The school spelling bee took place that March, and I had somehow won as a 5th grader even though the school went up to 6th grade.  I didn't even think I had a chance at it, and honestly I was just spelling the words they gave me & I think I just lucked out with easy words.  As you can see with my disjointed 5th grade, I couldn't have had any concerted effort to try to win because I had no idea what was happening even the next day.  One day at a time.  I had miraculously won, which stunned the principal.  The new ESL kid was somehow the school spelling bee champion.  Well, that meant I had to go to the next level - the district-wide spelling championship.  Oh yeah, and the district one included junior high, so it went up to 9th grade.  I was so screwed going into this, and I knew it.  But still, the principal was excited.

My mom, however, was not excited.  She was going out of town, and my spelling bee triumph screwed up my school schedule because the district-wide championship was later in the day.  I didn't have transportation there, and then she had to tell the substitute parents for that week that they had to pick me up at 5pm or whenever it would get done.  It was such a nuisance, according to her.  She told me that my substitute parents for the week couldn't cater to my schedule, and I would just have to figure out transportation if I wanted to go.

I asked my principal for a ride to the spelling bee.  I'm not sure if he was planning on going anyway, but he said yes.  My mom had told the substitute parents about my annoying schedule change, and they said they could pick me up.

The day before the annoying schedule change I tried to delicately remind them of the 5pm thing.  The dad said it would be no problem, but he didn't really know what I was doing.  I told him that I had won the school spelling bee and I had to go to the district level and they scheduled it after school and there's no way I can win because it goes all the way up to 9th grade and blah blah blah it's a huge inconvenience and I'm so sorry and blah blah blah.  He said it was no problem, he was just wondering.

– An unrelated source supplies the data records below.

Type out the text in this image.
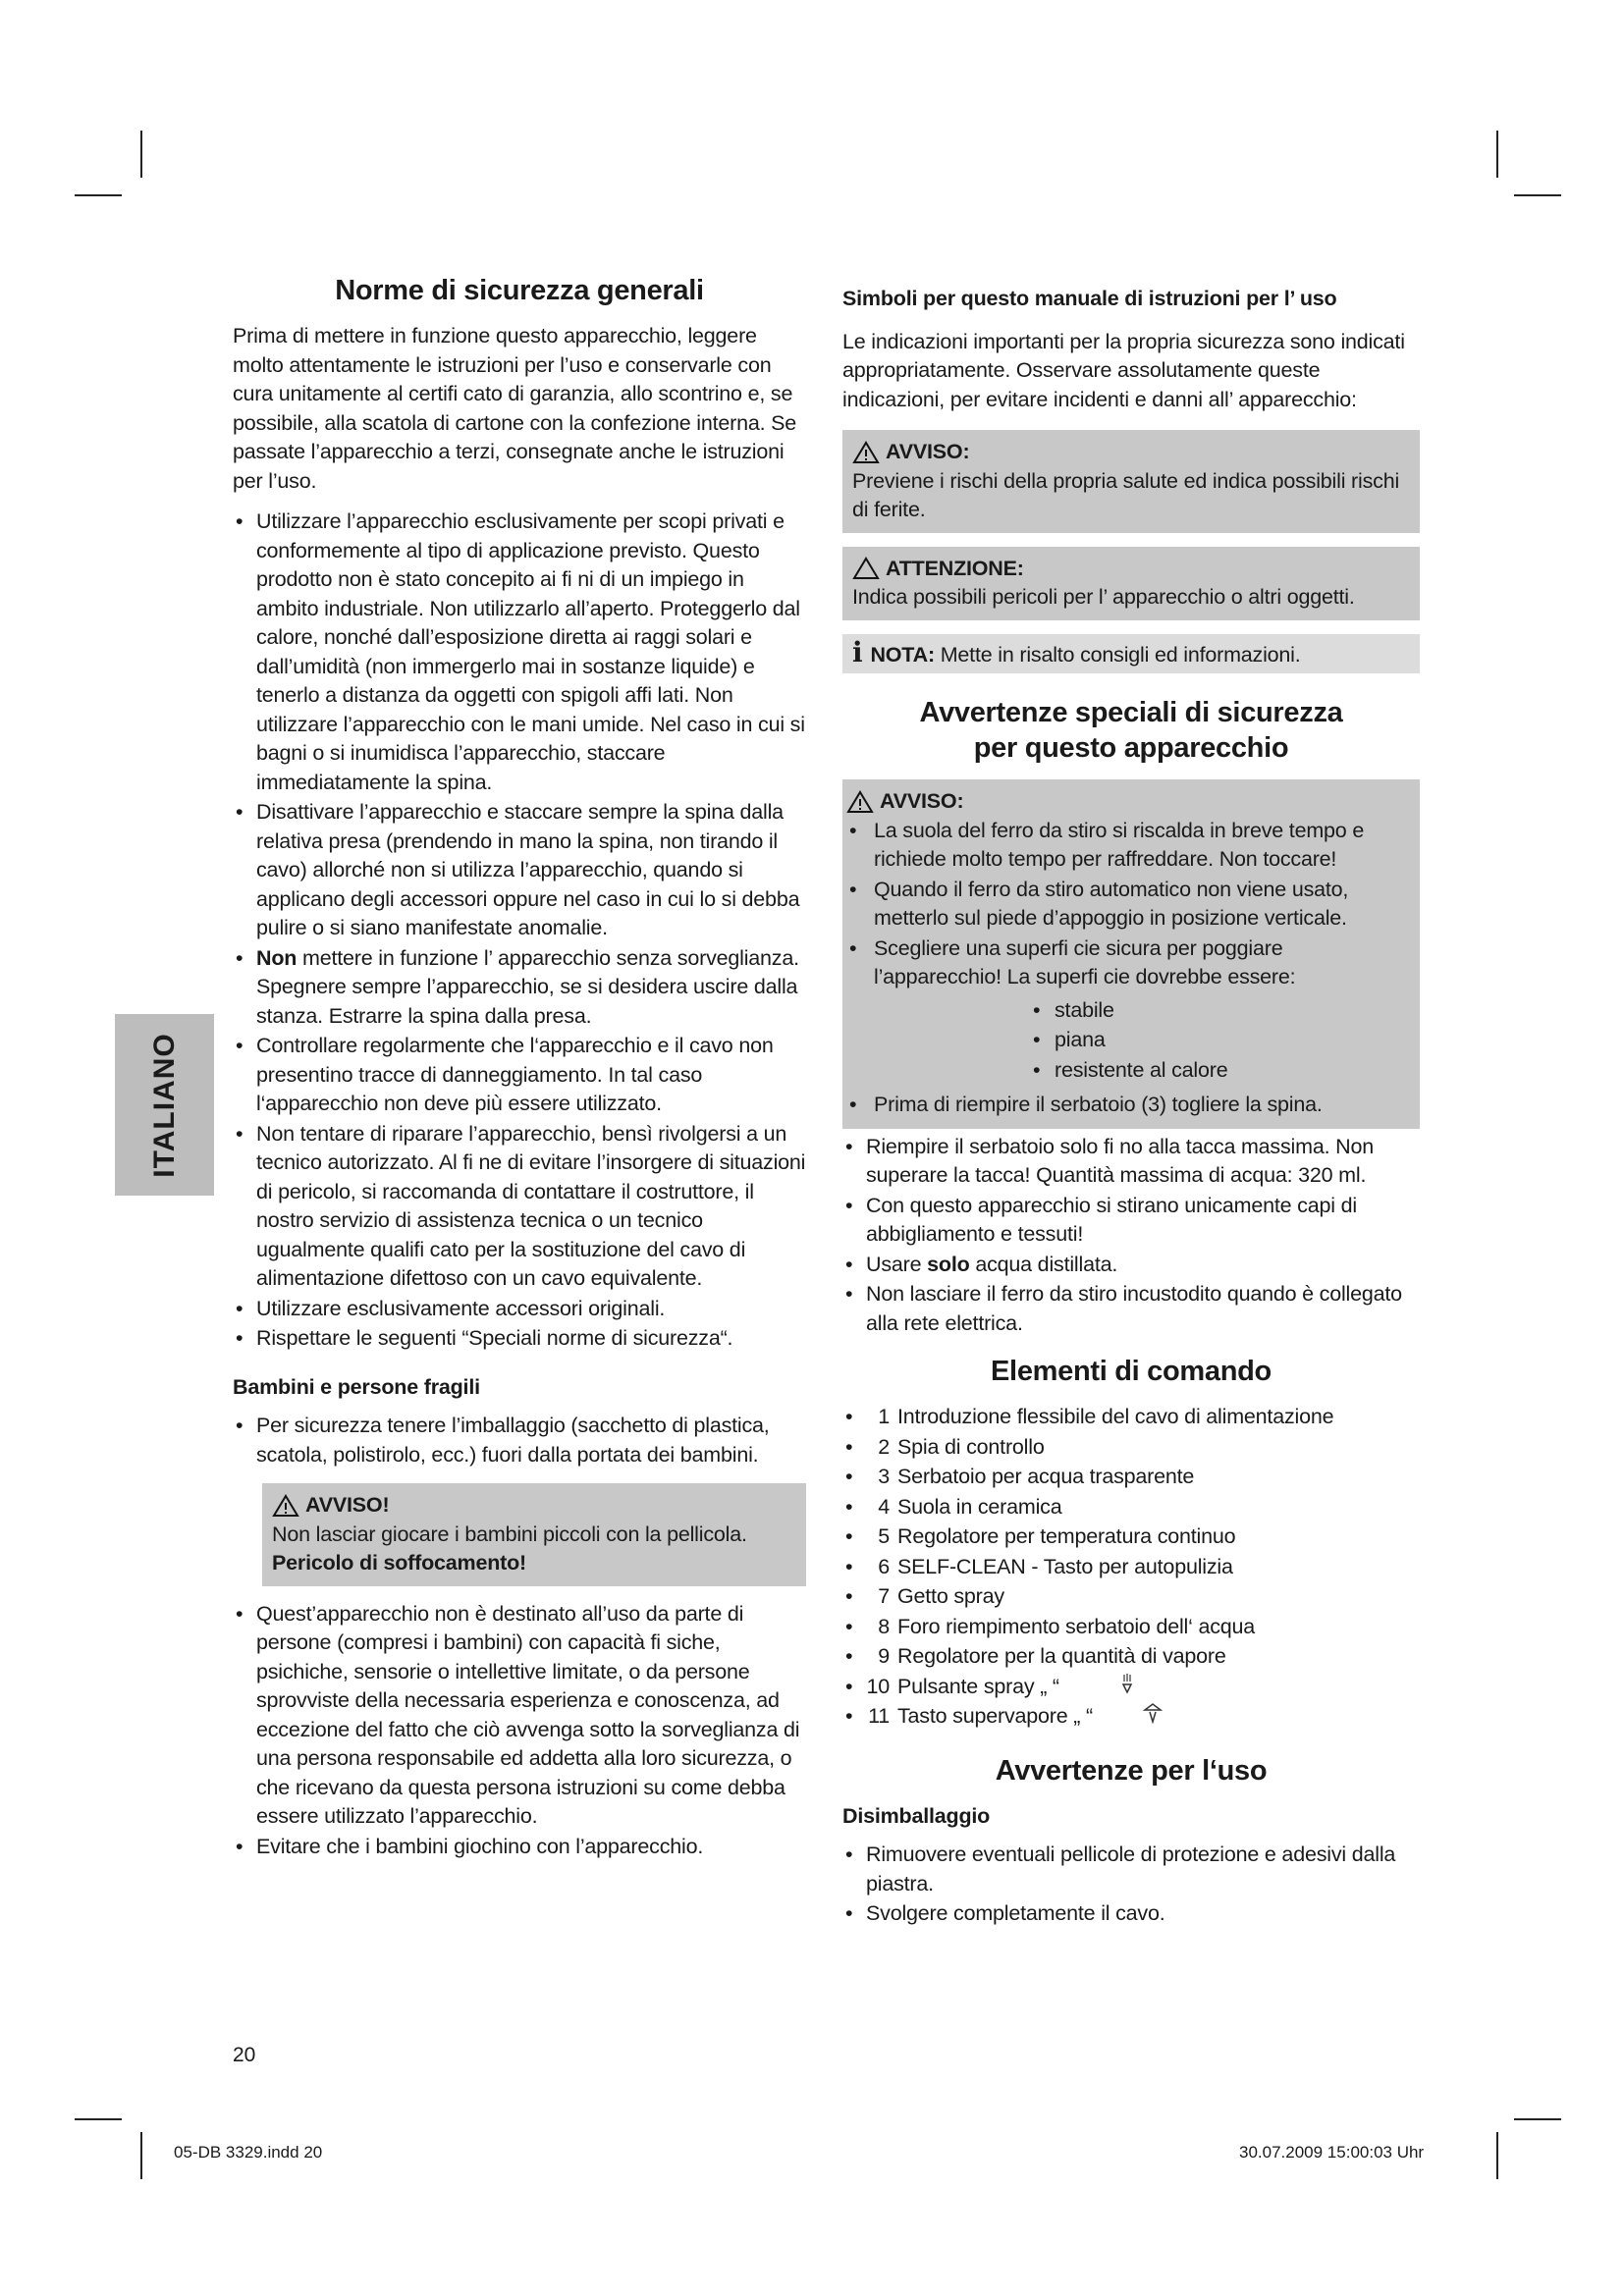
ITALIANO
Norme di sicurezza generali

Prima di mettere in funzione questo apparecchio, leggere molto attentamente le istruzioni per l’uso e conservarle con cura unitamente al certifi cato di garanzia, allo scontrino e, se possibile, alla scatola di cartone con la confezione interna. Se passate l’apparecchio a terzi, consegnate anche le istruzioni per l’uso.

• Utilizzare l’apparecchio esclusivamente per scopi privati e conformemente al tipo di applicazione previsto. Questo prodotto non è stato concepito ai fi ni di un impiego in ambito industriale. Non utilizzarlo all’aperto. Proteggerlo dal calore, nonché dall’esposizione diretta ai raggi solari e dall’umidità (non immergerlo mai in sostanze liquide) e tenerlo a distanza da oggetti con spigoli affi lati. Non utilizzare l’apparecchio con le mani umide. Nel caso in cui si bagni o si inumidisca l’apparecchio, staccare immediatamente la spina.
• Disattivare l’apparecchio e staccare sempre la spina dalla relativa presa (prendendo in mano la spina, non tirando il cavo) allorché non si utilizza l’apparecchio, quando si applicano degli accessori oppure nel caso in cui lo si debba pulire o si siano manifestate anomalie.
• Non mettere in funzione l’ apparecchio senza sorveglianza. Spegnere sempre l’apparecchio, se si desidera uscire dalla stanza. Estrarre la spina dalla presa.
• Controllare regolarmente che l‘apparecchio e il cavo non presentino tracce di danneggiamento. In tal caso l‘apparecchio non deve più essere utilizzato.
• Non tentare di riparare l’apparecchio, bensì rivolgersi a un tecnico autorizzato. Al fi ne di evitare l’insorgere di situazioni di pericolo, si raccomanda di contattare il costruttore, il nostro servizio di assistenza tecnica o un tecnico ugualmente qualifi cato per la sostituzione del cavo di alimentazione difettoso con un cavo equivalente.
• Utilizzare esclusivamente accessori originali.
• Rispettare le seguenti “Speciali norme di sicurezza“.
Bambini e persone fragili
• Per sicurezza tenere l’imballaggio (sacchetto di plastica, scatola, polistirolo, ecc.) fuori dalla portata dei bambini.
AVVISO!
Non lasciar giocare i bambini piccoli con la pellicola.
Pericolo di soffocamento!
• Quest’apparecchio non è destinato all’uso da parte di persone (compresi i bambini) con capacità fi siche, psichiche, sensorie o intellettive limitate, o da persone sprovviste della necessaria esperienza e conoscenza, ad eccezione del fatto che ciò avvenga sotto la sorveglianza di una persona responsabile ed addetta alla loro sicurezza, o che ricevano da questa persona istruzioni su come debba essere utilizzato l’apparecchio.
• Evitare che i bambini giochino con l’apparecchio.
Simboli per questo manuale di istruzioni per l’ uso

Le indicazioni importanti per la propria sicurezza sono indicati appropriatamente. Osservare assolutamente queste indicazioni, per evitare incidenti e danni all’ apparecchio:

AVVISO:
Previene i rischi della propria salute ed indica possibili rischi di ferite.
ATTENZIONE:
Indica possibili pericoli per l’ apparecchio o altri oggetti.
i NOTA: Mette in risalto consigli ed informazioni.
Avvertenze speciali di sicurezza
per questo apparecchio
AVVISO:
• La suola del ferro da stiro si riscalda in breve tempo e richiede molto tempo per raffreddare. Non toccare!
• Quando il ferro da stiro automatico non viene usato, metterlo sul piede d’appoggio in posizione verticale.
• Scegliere una superfi cie sicura per poggiare l’apparecchio! La superfi cie dovrebbe essere:
• stabile
• piana
• resistente al calore
• Prima di riempire il serbatoio (3) togliere la spina.
• Riempire il serbatoio solo fi no alla tacca massima. Non superare la tacca! Quantità massima di acqua: 320 ml.
• Con questo apparecchio si stirano unicamente capi di abbigliamento e tessuti!
• Usare solo acqua distillata.
• Non lasciare il ferro da stiro incustodito quando è collegato alla rete elettrica.
Elementi di comando
• 1 Introduzione flessibile del cavo di alimentazione
• 2 Spia di controllo
• 3 Serbatoio per acqua trasparente
• 4 Suola in ceramica
• 5 Regolatore per temperatura continuo
• 6 SELF-CLEAN - Tasto per autopulizia
• 7 Getto spray
• 8 Foro riempimento serbatoio dell‘ acqua
• 9 Regolatore per la quantità di vapore
• 10 Pulsante spray „ “
• 11 Tasto supervapore „ “
Avvertenze per l‘uso
Disimballaggio
• Rimuovere eventuali pellicole di protezione e adesivi dalla piastra.
• Svolgere completamente il cavo.
20
05-DB 3329.indd 20	30.07.2009 15:00:03 Uhr
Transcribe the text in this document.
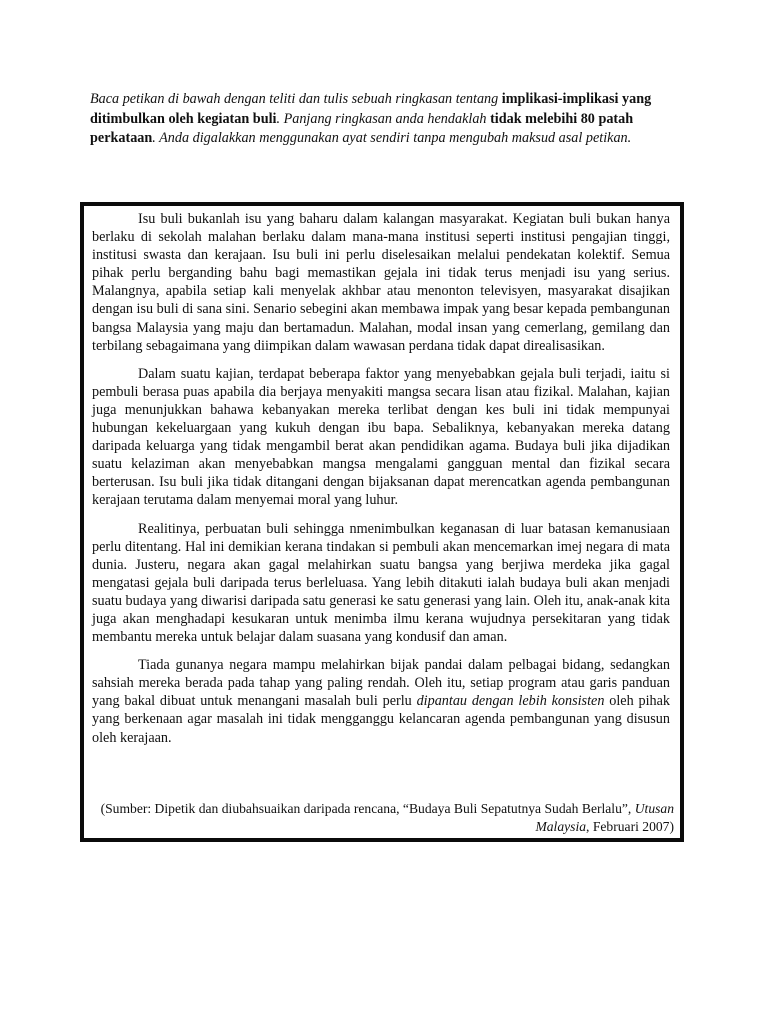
Baca petikan di bawah dengan teliti dan tulis sebuah ringkasan tentang implikasi-implikasi yang ditimbulkan oleh kegiatan buli. Panjang ringkasan anda hendaklah tidak melebihi 80 patah perkataan. Anda digalakkan menggunakan ayat sendiri tanpa mengubah maksud asal petikan.

Isu buli bukanlah isu yang baharu dalam kalangan masyarakat. Kegiatan buli bukan hanya berlaku di sekolah malahan berlaku dalam mana-mana institusi seperti institusi pengajian tinggi, institusi swasta dan kerajaan. Isu buli ini perlu diselesaikan melalui pendekatan kolektif. Semua pihak perlu berganding bahu bagi memastikan gejala ini tidak terus menjadi isu yang serius. Malangnya, apabila setiap kali menyelak akhbar atau menonton televisyen, masyarakat disajikan dengan isu buli di sana sini. Senario sebegini akan membawa impak yang besar kepada pembangunan bangsa Malaysia yang maju dan bertamadun. Malahan, modal insan yang cemerlang, gemilang dan terbilang sebagaimana yang diimpikan dalam wawasan perdana tidak dapat direalisasikan.

Dalam suatu kajian, terdapat beberapa faktor yang menyebabkan gejala buli terjadi, iaitu si pembuli berasa puas apabila dia berjaya menyakiti mangsa secara lisan atau fizikal. Malahan, kajian juga menunjukkan bahawa kebanyakan mereka terlibat dengan kes buli ini tidak mempunyai hubungan kekeluargaan yang kukuh dengan ibu bapa. Sebaliknya, kebanyakan mereka datang daripada keluarga yang tidak mengambil berat akan pendidikan agama. Budaya buli jika dijadikan suatu kelaziman akan menyebabkan mangsa mengalami gangguan mental dan fizikal secara berterusan. Isu buli jika tidak ditangani dengan bijaksanan dapat merencatkan agenda pembangunan kerajaan terutama dalam menyemai moral yang luhur.

Realitinya, perbuatan buli sehingga nmenimbulkan keganasan di luar batasan kemanusiaan perlu ditentang. Hal ini demikian kerana tindakan si pembuli akan mencemarkan imej negara di mata dunia. Justeru, negara akan gagal melahirkan suatu bangsa yang berjiwa merdeka jika gagal mengatasi gejala buli daripada terus berleluasa. Yang lebih ditakuti ialah budaya buli akan menjadi suatu budaya yang diwarisi daripada satu generasi ke satu generasi yang lain. Oleh itu, anak-anak kita juga akan menghadapi kesukaran untuk menimba ilmu kerana wujudnya persekitaran yang tidak membantu mereka untuk belajar dalam suasana yang kondusif dan aman.

Tiada gunanya negara mampu melahirkan bijak pandai dalam pelbagai bidang, sedangkan sahsiah mereka berada pada tahap yang paling rendah. Oleh itu, setiap program atau garis panduan yang bakal dibuat untuk menangani masalah buli perlu dipantau dengan lebih konsisten oleh pihak yang berkenaan agar masalah ini tidak mengganggu kelancaran agenda pembangunan yang disusun oleh kerajaan.

(Sumber: Dipetik dan diubahsuaikan daripada rencana, “Budaya Buli Sepatutnya Sudah Berlalu”, Utusan Malaysia, Februari 2007)
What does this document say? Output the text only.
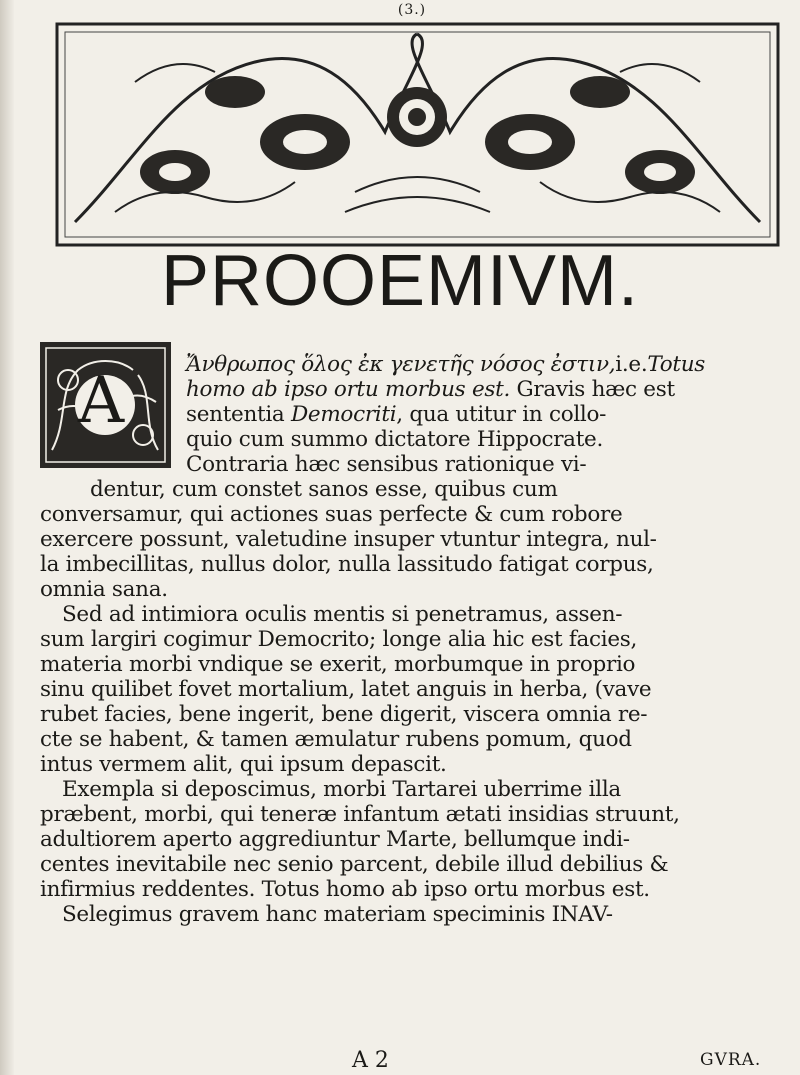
(3.)
PROOEMIVM.
A	Ἄνθρωπος ὅλος ἐκ γενετῆς νόσος ἐστιν,i.e.Totus
homo ab ipso ortu morbus est. Gravis hæc est
sententia Democriti, qua utitur in collo-
quio cum summo dictatore Hippocrate.
Contraria hæc sensibus rationique vi-
dentur, cum constet sanos esse, quibus cum
conversamur, qui actiones suas perfecte & cum robore
exercere possunt, valetudine insuper vtuntur integra, nul-
la imbecillitas, nullus dolor, nulla lassitudo fatigat corpus,
omnia sana.
Sed ad intimiora oculis mentis si penetramus, assen-
sum largiri cogimur Democrito; longe alia hic est facies,
materia morbi vndique se exerit, morbumque in proprio
sinu quilibet fovet mortalium, latet anguis in herba, (vave
rubet facies, bene ingerit, bene digerit, viscera omnia re-
cte se habent, & tamen æmulatur rubens pomum, quod
intus vermem alit, qui ipsum depascit.
Exempla si deposcimus, morbi Tartarei uberrime illa
præbent, morbi, qui teneræ infantum ætati insidias struunt,
adultiorem aperto aggrediuntur Marte, bellumque indi-
centes inevitabile nec senio parcent, debile illud debilius &
infirmius reddentes. Totus homo ab ipso ortu morbus est.
Selegimus gravem hanc materiam speciminis INAV-
A 2	GVRA.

The principal drives me there. He sticks around.  I'm intimidated by these 9th grade boys who are huge and have facial hair.  I'm just a tiny 5th grader.  People get whittled down in the first few waves of spelling words.  I'm looking at my principal for encouragement.  But someone catches my eye in the crowd.  It's my substitute dad for the week, and he's holding a bouquet of flowers.  He came to watch me in the spelling bee, not just pick me up at the end like my mom would have done.  I wave to him.  I wish I could say that I beat those hairy 9th grade boys, but I didn't.  I was in the final five - not too bad for a 5th grade ESL student.  I was bummed because I felt like I let down my principal and my substitute dad, but they both were so happy that I did so well.  My substitute dad for the week gave me the bouquet of flowers afterward, and I felt like a princess.  I don't think it was the flowers; I think it was that he cared enough about this girl he got stuck with for a week that he took time off work to see her in the district spelling bee.  And he acted like being there was a privilege for him, rather than a nuisance like my mom did.

I wonder if his angst-ridden teenage daughter knew just how awesome her dad was.

1 comment:

Scrapping in Circles said...

He sure sounds like an awesome dad. Sometimes people who have great things don't appreciate them like those who don't would.